To be honest though, it’s tough finding out the ethical credentials of the insurers. If the call-centre reps say they’re “very green” this usually means they only started work there last week, such is the staff turnover in these places. And discovering where an insurance company invests the cash you give them isn’t easy.
Surprisingly, those lovable Meerkats on the comparison website ads don’t mention that many of the companies listed could be investing in firms that contribute to the climate change that’s wrecking their habitat. I’m not naive – I know that many of the financial giants backing major car insurance firms have questionable environmental records. Some are so iffy that when I ask the sales staff what excess my policy comes with, I expect them to say: “excess pollution and excess climate change”.
Others invest in armaments and military supplies: presumably, the ones offering good third party, fire and theft policies for tanks and amphibious landing craft?

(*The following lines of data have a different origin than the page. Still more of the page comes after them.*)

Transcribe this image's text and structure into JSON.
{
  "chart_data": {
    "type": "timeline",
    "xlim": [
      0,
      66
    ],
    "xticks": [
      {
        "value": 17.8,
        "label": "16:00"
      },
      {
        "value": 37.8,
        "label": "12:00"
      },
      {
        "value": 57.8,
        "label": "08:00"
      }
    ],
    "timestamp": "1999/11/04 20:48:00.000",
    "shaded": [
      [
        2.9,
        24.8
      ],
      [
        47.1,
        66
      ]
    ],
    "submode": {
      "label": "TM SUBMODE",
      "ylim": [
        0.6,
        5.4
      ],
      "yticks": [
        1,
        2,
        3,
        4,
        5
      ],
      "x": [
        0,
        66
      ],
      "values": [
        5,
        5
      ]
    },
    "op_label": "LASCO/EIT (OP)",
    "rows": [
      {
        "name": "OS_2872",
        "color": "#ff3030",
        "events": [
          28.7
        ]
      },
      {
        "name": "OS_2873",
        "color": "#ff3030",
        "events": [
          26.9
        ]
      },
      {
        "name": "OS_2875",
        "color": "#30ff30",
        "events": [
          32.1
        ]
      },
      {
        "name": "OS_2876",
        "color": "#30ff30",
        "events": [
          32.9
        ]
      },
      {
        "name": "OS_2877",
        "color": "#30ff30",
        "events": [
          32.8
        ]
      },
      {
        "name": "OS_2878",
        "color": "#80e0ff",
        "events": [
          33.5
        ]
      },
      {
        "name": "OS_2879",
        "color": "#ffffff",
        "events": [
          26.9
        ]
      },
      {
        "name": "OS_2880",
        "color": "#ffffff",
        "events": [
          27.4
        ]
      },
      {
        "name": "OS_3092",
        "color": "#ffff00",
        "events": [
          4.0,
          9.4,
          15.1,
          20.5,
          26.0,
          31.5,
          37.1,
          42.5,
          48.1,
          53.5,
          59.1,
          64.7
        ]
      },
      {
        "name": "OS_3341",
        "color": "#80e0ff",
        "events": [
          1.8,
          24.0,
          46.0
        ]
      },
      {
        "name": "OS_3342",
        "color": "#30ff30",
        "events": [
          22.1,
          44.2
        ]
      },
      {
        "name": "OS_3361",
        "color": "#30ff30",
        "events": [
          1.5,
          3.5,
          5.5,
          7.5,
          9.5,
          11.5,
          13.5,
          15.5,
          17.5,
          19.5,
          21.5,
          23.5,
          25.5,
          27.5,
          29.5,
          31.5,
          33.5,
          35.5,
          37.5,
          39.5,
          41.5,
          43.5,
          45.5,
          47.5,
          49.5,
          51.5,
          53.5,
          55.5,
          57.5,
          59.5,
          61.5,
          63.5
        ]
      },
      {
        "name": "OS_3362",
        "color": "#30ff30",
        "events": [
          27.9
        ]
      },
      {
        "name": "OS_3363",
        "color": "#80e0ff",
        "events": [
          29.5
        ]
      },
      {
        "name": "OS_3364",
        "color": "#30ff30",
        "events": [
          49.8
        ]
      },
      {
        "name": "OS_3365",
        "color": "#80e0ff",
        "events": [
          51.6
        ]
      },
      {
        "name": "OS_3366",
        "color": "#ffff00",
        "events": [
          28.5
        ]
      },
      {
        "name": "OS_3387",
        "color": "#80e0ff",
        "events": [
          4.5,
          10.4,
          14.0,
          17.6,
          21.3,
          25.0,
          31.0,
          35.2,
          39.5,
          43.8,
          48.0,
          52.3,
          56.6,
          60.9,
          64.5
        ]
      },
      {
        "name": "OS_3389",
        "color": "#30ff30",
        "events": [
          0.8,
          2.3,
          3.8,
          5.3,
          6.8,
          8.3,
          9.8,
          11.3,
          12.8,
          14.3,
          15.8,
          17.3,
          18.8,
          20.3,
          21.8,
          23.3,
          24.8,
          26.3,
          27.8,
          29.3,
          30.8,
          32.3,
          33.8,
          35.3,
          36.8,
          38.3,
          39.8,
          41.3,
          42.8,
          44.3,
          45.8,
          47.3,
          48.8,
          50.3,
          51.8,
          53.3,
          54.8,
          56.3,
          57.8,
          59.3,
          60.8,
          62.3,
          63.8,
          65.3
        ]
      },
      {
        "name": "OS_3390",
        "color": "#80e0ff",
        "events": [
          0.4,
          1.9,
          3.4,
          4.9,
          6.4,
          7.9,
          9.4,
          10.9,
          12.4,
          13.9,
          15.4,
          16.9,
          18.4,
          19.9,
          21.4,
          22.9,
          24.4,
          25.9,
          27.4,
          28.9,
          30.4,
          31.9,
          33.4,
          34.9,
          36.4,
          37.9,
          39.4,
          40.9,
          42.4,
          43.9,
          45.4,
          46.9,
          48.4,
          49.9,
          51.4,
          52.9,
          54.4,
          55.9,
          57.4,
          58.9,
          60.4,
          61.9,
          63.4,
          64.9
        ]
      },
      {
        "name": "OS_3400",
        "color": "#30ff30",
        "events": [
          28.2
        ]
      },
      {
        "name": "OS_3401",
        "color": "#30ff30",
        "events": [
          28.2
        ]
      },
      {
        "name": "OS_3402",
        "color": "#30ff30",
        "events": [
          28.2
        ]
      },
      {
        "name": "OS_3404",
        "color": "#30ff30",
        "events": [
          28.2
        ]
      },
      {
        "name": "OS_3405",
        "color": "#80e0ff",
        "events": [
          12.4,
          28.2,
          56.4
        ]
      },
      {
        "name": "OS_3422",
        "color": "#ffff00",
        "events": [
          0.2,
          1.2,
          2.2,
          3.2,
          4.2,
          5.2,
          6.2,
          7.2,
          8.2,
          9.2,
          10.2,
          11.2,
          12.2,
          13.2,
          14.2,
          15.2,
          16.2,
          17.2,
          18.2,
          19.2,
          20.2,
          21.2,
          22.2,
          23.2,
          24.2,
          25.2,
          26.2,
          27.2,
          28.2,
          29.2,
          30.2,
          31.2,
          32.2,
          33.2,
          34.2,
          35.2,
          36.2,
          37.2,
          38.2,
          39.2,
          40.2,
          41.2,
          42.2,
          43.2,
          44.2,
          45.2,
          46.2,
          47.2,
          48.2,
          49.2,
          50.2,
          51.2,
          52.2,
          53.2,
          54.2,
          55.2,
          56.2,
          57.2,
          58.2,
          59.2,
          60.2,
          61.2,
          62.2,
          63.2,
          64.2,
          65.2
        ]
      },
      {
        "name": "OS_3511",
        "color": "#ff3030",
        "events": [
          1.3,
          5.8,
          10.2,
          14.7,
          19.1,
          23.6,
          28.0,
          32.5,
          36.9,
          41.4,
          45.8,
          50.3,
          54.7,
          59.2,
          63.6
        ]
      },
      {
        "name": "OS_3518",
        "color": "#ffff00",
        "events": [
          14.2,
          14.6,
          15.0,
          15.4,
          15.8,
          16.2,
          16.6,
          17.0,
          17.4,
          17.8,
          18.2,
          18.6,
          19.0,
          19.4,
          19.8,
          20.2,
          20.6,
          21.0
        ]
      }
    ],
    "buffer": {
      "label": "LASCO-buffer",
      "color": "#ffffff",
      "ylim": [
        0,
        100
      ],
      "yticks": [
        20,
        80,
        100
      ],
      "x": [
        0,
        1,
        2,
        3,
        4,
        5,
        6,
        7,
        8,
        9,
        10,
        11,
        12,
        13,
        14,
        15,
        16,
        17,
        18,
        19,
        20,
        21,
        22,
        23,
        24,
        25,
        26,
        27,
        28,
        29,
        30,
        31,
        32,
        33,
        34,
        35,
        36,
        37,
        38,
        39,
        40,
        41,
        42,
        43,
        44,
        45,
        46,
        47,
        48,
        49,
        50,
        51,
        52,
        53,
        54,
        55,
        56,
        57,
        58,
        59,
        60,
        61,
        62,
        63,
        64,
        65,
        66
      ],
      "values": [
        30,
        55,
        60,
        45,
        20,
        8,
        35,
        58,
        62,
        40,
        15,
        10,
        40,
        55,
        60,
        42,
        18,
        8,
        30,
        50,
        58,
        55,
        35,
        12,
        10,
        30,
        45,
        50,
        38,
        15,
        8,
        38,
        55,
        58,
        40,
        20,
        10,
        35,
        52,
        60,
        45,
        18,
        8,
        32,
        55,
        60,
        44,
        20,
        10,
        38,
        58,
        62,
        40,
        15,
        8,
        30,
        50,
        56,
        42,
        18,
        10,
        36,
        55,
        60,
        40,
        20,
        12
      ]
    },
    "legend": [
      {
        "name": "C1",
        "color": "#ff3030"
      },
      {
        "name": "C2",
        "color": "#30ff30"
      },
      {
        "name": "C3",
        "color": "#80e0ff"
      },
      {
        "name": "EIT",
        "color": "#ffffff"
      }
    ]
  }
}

I shouldn’t be surprised. Most of them would probably refuse to pay out for an act of God if they heard you were atheist.
For most of the corporates, the only truly environmental switch they’ve made in recent times is moving to paperless policy documents. Now, this is fine in itself, as my last car insurance policy was so thick that it wasn’t worth the paper it was written on, literally as well as metaphorically, but it hardly makes them George Monbiot. Some insurance companies are buying carbon credits, based on our cars’ CO2 emissions and putting them towards tree-planting and other carbon-offsetting schemes. But the cynic in me can’t help thinking that they’re actually planting more trees just to increase the likelihood of me crashing into one so they can bump my premiums up!
Thankfully, there are a few insurers that do have ethical investment policies. Some won’t invest in oppressive regimes ... although the irony of taking this stance while operating call-centres which are almost oppressive regimes in themselves seems lost on them.
These ethical firms are also prolonging the lives of our cars by steering clear of writing-off smashed-up ones whenever possible, and encouraging the use of recycled parts in repairs – this is something to be applauded, even if, just occasionally, the boy racer in me wishes they’d replace all the parts in my little, eco-friendly vehicle, with ones from a Ferrari Testarossa, as it’s the only way I’ll ever get to drive one! So, to sign up for more ethical car insurance, I obviously need to discover which of the providers puts something back. That’s easily done by reading this esteemed magazine ... though, to be honest, I’d love to find out by phoning up all the insurers and asking them lots of awkward questions they won’t like answering... See how they like it for a change.